Home>

We use php in ubuntu to get data from twitter, store it in json, and perform morphological analysis of [text] in json.
I'm using php-mecab, but I don't know how to extract only the words that have been determined.

BOS/EOS, *, *, *, *, *, *, *, *
Roppongi, Minato-ku, Tokyo
Noun, proper noun, region, general, *, *, Roppongi, Minato-ku, Tokyo, Tokyo Minato Kroppongi, Tokyo Minato Kroppongi

Symbol, blank, *, *, *, *,,,
Roppongi Hills
Noun, proper noun, general, *, *, *, Roppongi Hills, Roppongi Hills, Roppongi Hills

Particle, unification, *, *, *, *, no, no
Above
Noun, non-independent, adverb possible, *, *, *, upper, ue, ue

Particle, case particle, general, *, *, *, ni, ni

Verb, independence, *, *, one step, continuous form, lie, i, i

Auxiliary verb, *, *, *, special/mass, basic form, mas, mass, mass
.
Symbol, punctuation, *, *, *, *. ,. ,.

BOS/EOS, *, *, *, *, *, *, *, *

Applicable source code
<? php
$file = file_get_contents ("tweets.json");
$options = array ('-d', '/ usr/local/lib/mecab/dic/mecab-ipadic-neologd');
$file2 = json_decode ($file, true);
$json_count = count ($file2 ["statuses"]);
$tweets = $file2 ['statuses'] [0] ['text'];
$mecab = new \ MeCab \ Tagger ($options);
$nodes = $mecab->parseToNode ($tweets);
foreach ($nodes as $n)
{
echo $surface = $n->getSurface (). "<br />";
echo $feature = $n->getFeature (). "<br />";
}
?>
Supplemental information (FW/tool version etc.)

php 7.0.33

  • Answer # 1

    $featureshould be divided by a comma, determine if the value of the third element from the beginning is "region", and extract the word when it is true. Uka.

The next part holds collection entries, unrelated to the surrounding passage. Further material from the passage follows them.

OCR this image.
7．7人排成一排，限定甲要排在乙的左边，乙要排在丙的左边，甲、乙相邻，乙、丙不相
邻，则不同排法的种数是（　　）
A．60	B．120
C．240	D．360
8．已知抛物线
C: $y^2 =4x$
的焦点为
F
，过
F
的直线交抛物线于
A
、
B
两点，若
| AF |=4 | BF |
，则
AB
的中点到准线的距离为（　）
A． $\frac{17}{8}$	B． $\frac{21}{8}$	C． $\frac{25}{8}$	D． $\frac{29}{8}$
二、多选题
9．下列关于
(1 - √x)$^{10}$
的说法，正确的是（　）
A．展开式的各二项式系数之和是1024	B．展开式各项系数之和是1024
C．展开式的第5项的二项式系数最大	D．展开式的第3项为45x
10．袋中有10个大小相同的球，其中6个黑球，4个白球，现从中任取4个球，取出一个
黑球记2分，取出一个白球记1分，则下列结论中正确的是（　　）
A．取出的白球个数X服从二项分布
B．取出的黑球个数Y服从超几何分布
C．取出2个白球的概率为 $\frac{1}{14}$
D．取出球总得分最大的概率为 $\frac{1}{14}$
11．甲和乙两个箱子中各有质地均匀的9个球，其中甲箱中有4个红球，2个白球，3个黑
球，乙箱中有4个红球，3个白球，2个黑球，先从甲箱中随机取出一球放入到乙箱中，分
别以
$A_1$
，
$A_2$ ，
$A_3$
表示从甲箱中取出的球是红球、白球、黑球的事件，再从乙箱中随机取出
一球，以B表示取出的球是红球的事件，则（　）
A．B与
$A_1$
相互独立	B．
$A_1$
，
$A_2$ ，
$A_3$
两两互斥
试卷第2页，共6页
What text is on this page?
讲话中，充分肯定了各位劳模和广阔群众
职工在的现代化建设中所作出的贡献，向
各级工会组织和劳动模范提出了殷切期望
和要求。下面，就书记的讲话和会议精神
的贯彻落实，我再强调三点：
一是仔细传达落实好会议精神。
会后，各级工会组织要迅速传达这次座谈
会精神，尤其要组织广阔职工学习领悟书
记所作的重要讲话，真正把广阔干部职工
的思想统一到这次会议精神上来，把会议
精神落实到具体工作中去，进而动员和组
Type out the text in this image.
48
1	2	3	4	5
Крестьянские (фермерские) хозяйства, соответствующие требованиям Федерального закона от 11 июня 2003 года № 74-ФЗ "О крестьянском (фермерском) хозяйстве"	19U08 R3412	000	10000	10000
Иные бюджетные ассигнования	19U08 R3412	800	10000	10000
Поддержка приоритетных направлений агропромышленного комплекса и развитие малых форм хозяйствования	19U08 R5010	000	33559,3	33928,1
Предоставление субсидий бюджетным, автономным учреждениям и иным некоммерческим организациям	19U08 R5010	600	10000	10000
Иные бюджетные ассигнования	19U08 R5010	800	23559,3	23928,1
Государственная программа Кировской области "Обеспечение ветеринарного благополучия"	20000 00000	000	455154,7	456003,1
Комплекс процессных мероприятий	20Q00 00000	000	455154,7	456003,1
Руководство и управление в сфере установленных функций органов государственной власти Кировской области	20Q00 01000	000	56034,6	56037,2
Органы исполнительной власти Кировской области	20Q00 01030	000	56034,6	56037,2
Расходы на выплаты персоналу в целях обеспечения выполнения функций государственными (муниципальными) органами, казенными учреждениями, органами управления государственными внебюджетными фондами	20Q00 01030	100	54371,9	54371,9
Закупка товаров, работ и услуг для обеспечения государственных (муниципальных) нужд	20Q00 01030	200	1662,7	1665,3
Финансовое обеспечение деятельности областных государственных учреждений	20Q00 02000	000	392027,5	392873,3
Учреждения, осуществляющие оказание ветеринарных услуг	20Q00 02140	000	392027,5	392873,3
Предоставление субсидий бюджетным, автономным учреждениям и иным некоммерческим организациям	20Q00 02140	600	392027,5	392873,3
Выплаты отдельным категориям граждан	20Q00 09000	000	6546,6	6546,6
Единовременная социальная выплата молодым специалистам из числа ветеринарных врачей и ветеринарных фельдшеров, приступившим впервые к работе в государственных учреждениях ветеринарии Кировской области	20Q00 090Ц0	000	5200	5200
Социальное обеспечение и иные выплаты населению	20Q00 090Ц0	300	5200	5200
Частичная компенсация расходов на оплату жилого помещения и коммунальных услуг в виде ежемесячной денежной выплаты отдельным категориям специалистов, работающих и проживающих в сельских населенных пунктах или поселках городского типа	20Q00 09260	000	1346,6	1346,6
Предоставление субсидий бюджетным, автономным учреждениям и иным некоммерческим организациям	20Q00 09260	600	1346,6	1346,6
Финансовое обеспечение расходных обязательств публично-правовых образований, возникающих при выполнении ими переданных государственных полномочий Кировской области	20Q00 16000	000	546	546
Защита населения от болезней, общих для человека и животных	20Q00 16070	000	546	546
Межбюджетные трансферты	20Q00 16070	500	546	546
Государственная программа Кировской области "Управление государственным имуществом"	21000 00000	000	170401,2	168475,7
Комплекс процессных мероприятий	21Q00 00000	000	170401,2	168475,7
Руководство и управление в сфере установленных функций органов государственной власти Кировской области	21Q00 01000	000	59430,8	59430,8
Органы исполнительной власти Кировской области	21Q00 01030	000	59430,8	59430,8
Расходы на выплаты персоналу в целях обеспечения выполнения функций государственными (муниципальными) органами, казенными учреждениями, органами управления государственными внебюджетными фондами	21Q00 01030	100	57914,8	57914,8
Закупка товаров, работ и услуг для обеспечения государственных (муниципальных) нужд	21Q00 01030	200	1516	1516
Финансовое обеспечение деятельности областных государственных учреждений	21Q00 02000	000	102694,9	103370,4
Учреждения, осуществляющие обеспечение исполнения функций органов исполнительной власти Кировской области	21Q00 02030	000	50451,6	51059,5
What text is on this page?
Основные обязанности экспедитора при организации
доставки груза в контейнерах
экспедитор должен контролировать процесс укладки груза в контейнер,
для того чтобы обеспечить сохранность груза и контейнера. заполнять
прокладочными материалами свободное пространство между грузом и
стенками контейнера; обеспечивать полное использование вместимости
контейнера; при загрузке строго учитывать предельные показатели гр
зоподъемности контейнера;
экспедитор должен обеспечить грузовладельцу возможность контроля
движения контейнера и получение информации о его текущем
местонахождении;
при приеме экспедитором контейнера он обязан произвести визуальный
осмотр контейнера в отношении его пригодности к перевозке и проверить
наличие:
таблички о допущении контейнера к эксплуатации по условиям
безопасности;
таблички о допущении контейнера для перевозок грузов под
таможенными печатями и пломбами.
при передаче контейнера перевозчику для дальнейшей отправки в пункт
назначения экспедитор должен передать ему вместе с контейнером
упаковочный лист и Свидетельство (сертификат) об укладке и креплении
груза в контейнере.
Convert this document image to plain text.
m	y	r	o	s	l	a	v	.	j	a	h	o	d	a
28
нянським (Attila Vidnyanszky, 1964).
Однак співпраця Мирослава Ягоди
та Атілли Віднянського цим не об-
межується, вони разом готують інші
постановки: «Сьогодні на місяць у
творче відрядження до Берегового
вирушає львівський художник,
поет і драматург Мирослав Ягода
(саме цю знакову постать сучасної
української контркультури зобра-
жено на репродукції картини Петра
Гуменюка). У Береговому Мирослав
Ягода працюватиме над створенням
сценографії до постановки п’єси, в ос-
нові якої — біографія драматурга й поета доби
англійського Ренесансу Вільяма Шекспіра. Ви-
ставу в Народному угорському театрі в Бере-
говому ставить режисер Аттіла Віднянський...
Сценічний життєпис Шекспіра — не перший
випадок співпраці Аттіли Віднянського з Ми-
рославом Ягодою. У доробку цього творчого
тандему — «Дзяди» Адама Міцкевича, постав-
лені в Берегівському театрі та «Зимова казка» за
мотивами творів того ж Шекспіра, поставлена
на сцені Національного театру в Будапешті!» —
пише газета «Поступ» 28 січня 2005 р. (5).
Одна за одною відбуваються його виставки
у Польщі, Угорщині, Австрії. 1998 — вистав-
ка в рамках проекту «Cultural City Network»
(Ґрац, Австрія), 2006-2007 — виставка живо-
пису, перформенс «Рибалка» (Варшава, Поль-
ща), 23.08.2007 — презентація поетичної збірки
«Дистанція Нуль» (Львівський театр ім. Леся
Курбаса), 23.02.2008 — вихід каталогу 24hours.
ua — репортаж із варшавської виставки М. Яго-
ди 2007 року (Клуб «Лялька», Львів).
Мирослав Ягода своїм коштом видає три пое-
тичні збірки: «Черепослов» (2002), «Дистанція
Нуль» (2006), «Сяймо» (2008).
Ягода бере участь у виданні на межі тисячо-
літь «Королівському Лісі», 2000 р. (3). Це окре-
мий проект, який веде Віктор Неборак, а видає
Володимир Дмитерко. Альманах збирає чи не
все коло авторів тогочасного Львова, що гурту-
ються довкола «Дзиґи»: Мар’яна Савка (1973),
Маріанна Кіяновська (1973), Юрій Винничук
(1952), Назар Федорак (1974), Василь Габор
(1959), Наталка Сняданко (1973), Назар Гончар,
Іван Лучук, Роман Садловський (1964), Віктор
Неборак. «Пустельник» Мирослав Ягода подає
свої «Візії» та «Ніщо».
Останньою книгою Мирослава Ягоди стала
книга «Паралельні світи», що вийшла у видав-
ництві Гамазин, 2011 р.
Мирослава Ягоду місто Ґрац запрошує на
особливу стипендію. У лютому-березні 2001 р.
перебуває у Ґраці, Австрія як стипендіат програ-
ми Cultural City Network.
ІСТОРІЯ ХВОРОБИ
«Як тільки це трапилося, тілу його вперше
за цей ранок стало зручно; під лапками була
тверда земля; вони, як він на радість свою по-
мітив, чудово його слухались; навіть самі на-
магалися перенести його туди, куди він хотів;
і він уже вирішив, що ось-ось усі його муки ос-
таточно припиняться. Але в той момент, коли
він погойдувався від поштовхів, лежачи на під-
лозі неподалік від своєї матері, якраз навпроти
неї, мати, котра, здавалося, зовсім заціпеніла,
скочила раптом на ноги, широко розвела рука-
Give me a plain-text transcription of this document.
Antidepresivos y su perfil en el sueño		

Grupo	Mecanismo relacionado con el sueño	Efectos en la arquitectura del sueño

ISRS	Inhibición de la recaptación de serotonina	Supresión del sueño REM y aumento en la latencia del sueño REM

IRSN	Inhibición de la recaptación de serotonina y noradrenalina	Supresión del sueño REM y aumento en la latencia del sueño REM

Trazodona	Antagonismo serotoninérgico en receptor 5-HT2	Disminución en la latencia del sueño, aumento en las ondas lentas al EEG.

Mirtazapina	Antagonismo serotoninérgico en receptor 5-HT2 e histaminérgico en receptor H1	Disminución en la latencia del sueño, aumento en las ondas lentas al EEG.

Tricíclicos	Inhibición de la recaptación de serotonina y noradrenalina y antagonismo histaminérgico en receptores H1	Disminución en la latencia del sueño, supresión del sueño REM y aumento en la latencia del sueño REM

    Note that "Roppongi Hills" in this example cannot be extracted as a region because the value of the third element is not "region".
    If you want to manage this, look for a dictionary that uses "Roppongi Hills" as "region" and install it in MeCab, or add a code to determine whether it is "region" when you extract words. Is necessary.